Deal appetite and prices could remain high for some time yet, says senior dealmaker

Christian Mayo

While there have been less M&A deals in the marketplace and fewer assets on the market in recent months, appetite and prices remain high and could do for some time, according to a senior Yorkshire dealmaker.

Speaking to TheBusinessDesk.com, KPMG partner Christian Mayo, who heads up the Corporate Finance team in Yorkshire, said that while deal volumes overall were down 25% on this time last year, there was a fair bit of opportunity and reason to be optimistic – especially in the owner-entrepreneur space.

Talking of the impact of Brexit, Mayo said businesses had paused in decision making and the area that had most seen a drop in deal activity in was the Private Equity space. He added that this was an outcome that was to be expected and had been planned for.

Mayo added: “But the owner-entrepreneur businesses have been far less impacted; though there are a lot less assets in the market.

“Pricing and appetite is staying really high and that’s a good thing. Especially given that we weren’t quite sure exactly what was going to happen.

“In fact, the high prices now are as high as they were before the last crash; we are right back at that level of pricing. The leverage of debt is also at the same levels but that has moved to debt funds rather than banks.”

Mayo said that there remains “lots of money” in Private Equity and that outside of Europe, trade buyers were looking favourably on the UK marketplace because of the cheaper currency. And he expects things to pick up for European business looking towards the UK too, as “the risk of a hard Brexit has slipped.”

He added: “People were nervous that pricing would drop and appetite would decline. That has just not happened.”

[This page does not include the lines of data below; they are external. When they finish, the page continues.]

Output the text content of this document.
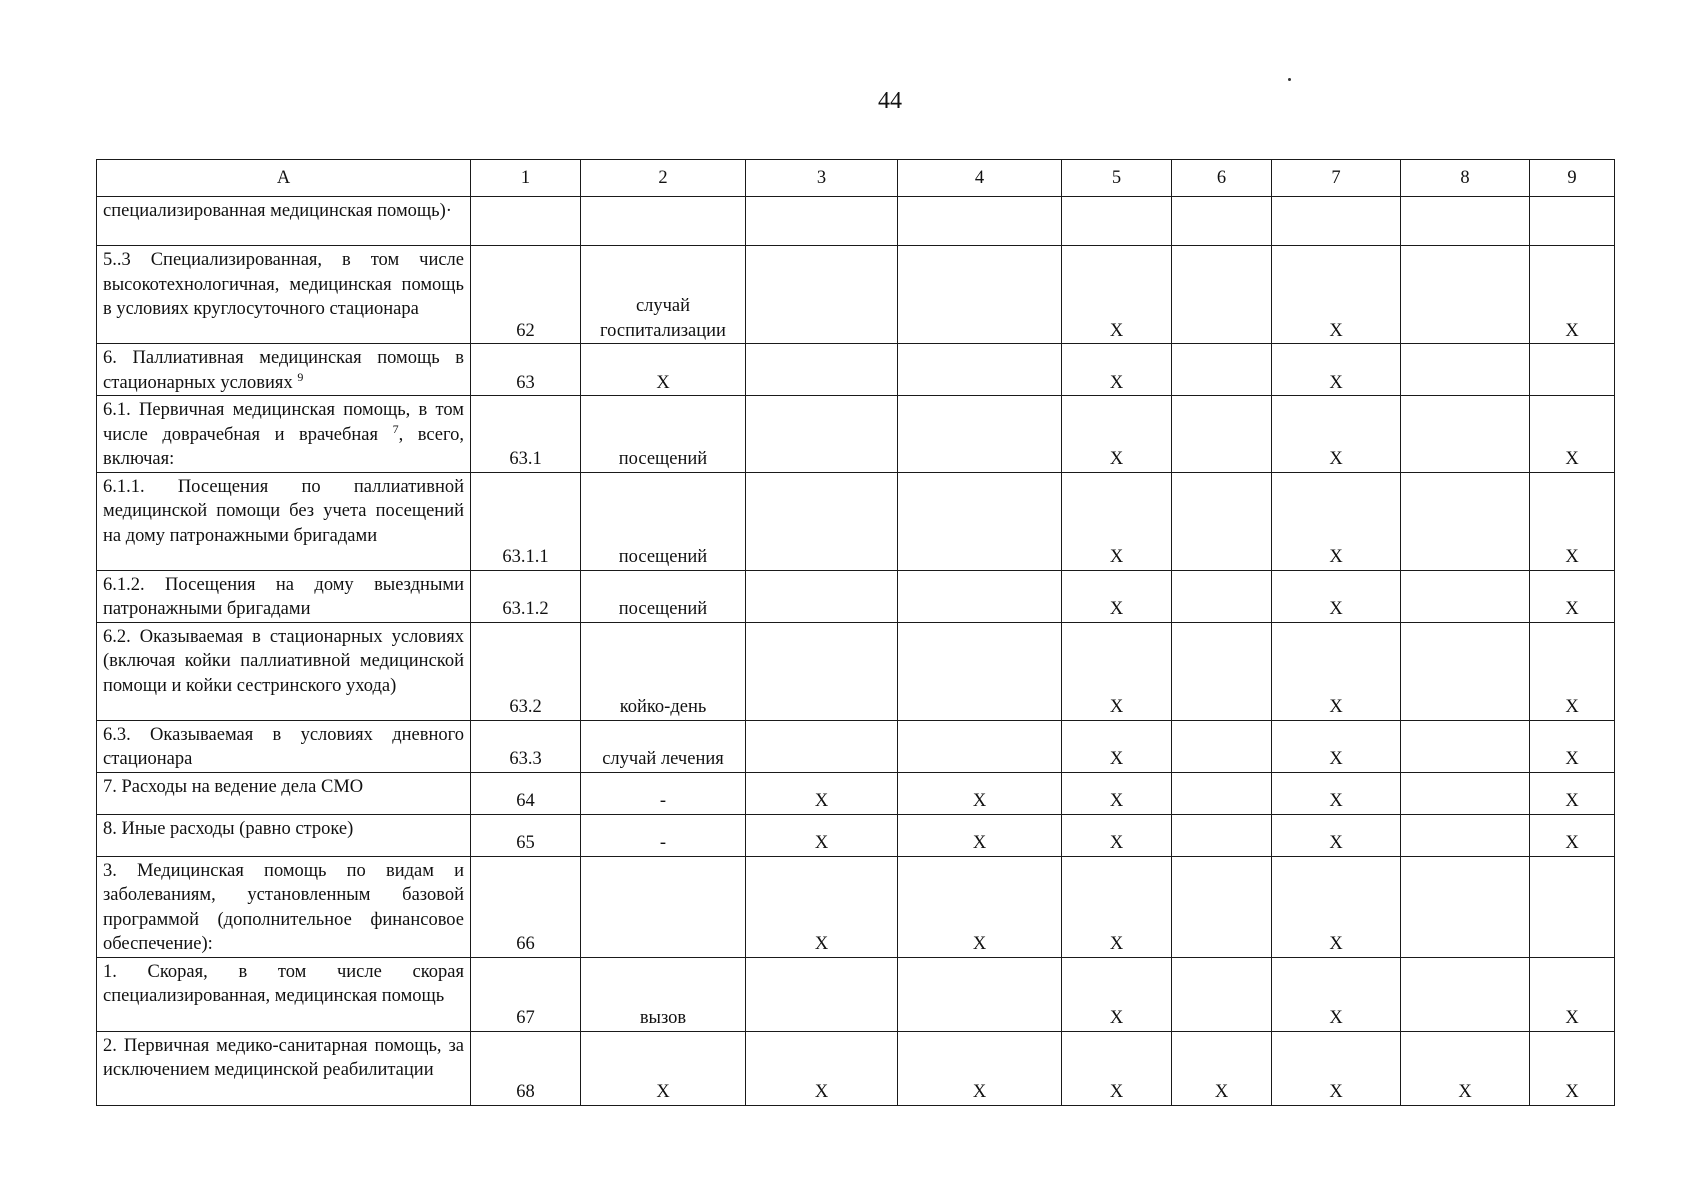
44
А	1	2	3	4	5	6	7	8	9
специализированная медицинская помощь)·									
5..3 Специализированная, в том числе высокотехнологичная, медицинская помощь в условиях круглосуточного стационара	62	случай госпитализации			Х		Х		Х
6. Паллиативная медицинская помощь в стационарных условиях $^9$	63	Х			Х		Х		
6.1. Первичная медицинская помощь, в том числе доврачебная и врачебная $^7$, всего, включая:	63.1	посещений			Х		Х		Х
6.1.1. Посещения по паллиативной медицинской помощи без учета посещений на дому патронажными бригадами	63.1.1	посещений			Х		Х		Х
6.1.2. Посещения на дому выездными патронажными бригадами	63.1.2	посещений			Х		Х		Х
6.2. Оказываемая в стационарных условиях (включая койки паллиативной медицинской помощи и койки сестринского ухода)	63.2	койко-день			Х		Х		Х
6.3. Оказываемая в условиях дневного стационара	63.3	случай лечения			Х		Х		Х
7. Расходы на ведение дела СМО	64	-	Х	Х	Х		Х		Х
8. Иные расходы (равно строке)	65	-	Х	Х	Х		Х		Х
3. Медицинская помощь по видам и заболеваниям, установленным базовой программой (дополнительное финансовое обеспечение):	66		Х	Х	Х		Х		
1. Скорая, в том числе скорая специализированная, медицинская помощь	67	вызов			Х		Х		Х
2. Первичная медико-санитарная помощь, за исключением медицинской реабилитации	68	Х	Х	Х	Х	Х	Х	Х	Х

Mayo added that KPMG’s deal volumes in the owner-entrepreneur marketplace had been flat year-on-year; but that put the Big Four firm “effectively” 25% ahead of the rest of the market.

He added: “Things are as good as they can be. But what we are seeing is that people with appetite to do deals are looking at things earlier. The process takes six months but people are looking 12 months out at a potential deal. We are having a lot more conversations earlier on – it has been a noticeable step-up.”

Mayo added that he believes that the prices have now reached the peak and that they could flat-line at the top level for some time, before the cycle begins again. He added: “I can only see the economy going one way from here, which isn’t up; but I really don’t think anybody is panicking.

“We are right at the top of the cycle. We could well be at the top of that cycle for six or seven years or we could see a downturn sooner.

“But the underlying economy is really quite strong. We are not seeing people talk about a downturn and we take a lot of confidence from that.”

Of certain sectors, Mayo said that the high street had struggled because of structural issues as well as the cyclical effect of the economy. “It is becoming a bit of a no-no for M&A; there is a lot less appetite.”

“But that is contained in the high street. Although there is a little bit of hesitation around the construction sector too but that has never been a big area of M&A for us.”

Mayo said that deals in tech were growing, with demand in M&A activity rising within the sector. He also named “niche” sectors as a strong contender; one of those areas being craft breweries. He said: “There is a real demand for craft brewers and there is heavy consolidation occurring.”

Mayo said he loved the variety of work he and his team is currently working on. He added: “The fact that pricing is the highest ever for 20 years is just encouraging for M&A activity. Yes, deal volumes are down but that’s understandable at present.”